FWIW - I took my Accusize BXA M8's and tapped the holder out to M10 set screws to be beefier like other brands....holy heck that metal is hard!  lube and low speed and it still manage to dull both a HSS and cobalt bit.  I'm not going to bother heat treating to make the process easier...just never figured it would be that much effort to drill.  Mention this because I had also consider enlarging the 5/8" tool slot to 3/4"  but after that...no thanks, I'll buy a few XL holders.


----------



## IHmachinery (May 6, 2017)

I have about 15-20 of the Accusize toolholders in this size, and I have been very happy with them. The set screws are a bit low grade, but I haven't had any problems, and one could easily swap them out with better quality screws.  I have milled a few to accept 3/4" shank tooling and this is where I noticed quite a difference in hardness. Some were pretty easy to mill with a carbide 4-flute endmill, whereas others were so hard as to almost defy milling. But for the price, I think they are great value, certainly for a hobby machinist like me.

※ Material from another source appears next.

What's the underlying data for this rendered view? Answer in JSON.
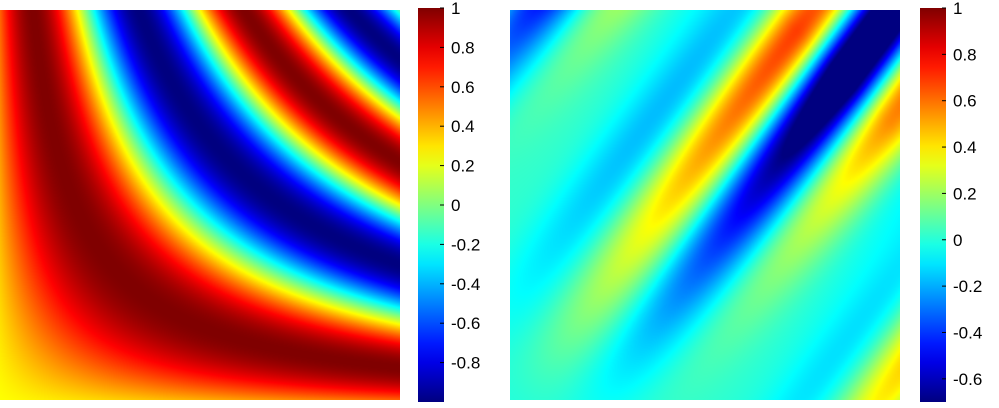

Sent from my iPad using Tapatalk


----------



## Jimbojones (May 6, 2017)

For giggles, I got a special drill bit from a supplier to demo on that Accusize holder on hold-down hole #4 (left it un-enlarged since the other 3 holes destroyed 2 bits).   I know some safe-crackers and they claimed these are the 'the thing' for hard metal/concrete.  Company name is RELTON and most people know them for their 'Rapid Tap' lube.  Got one of their GROO-V bits, slapped on some lube and low speed in the mill and went after hole #4....completely day/night as far as effort and speed of drilling. Went through it like it was mild steel and if I had tried a different holder,  I would have assumed it was different metal hardness (as posted above re: Accusize variable hardness).   Can't say I have been this impressed since I stopped using box store bits and went to name brands...and this is yet another tier above that.  They are carbide tipped and typically used for concrete (this particular SKU comes w/straight shank) but I now believe that safe-crackers actually CAN drill through a hardened door, through concrete and in to a tumbler/lock assembly with the same bit.  These don't come in a wide variety of diameters like regular bits so that's disappointing but I would say that they make an excellent pilot drill to get you close; I originally needed a 11/32" hole but the closest they had was a 5/16" so that's was I used and since it didn't work-harden the hole, I was able to use a lower-quality bit to enlarge to the 11/32" final size I needed.  Rare that you find a product that actually exceeds expectations.


----------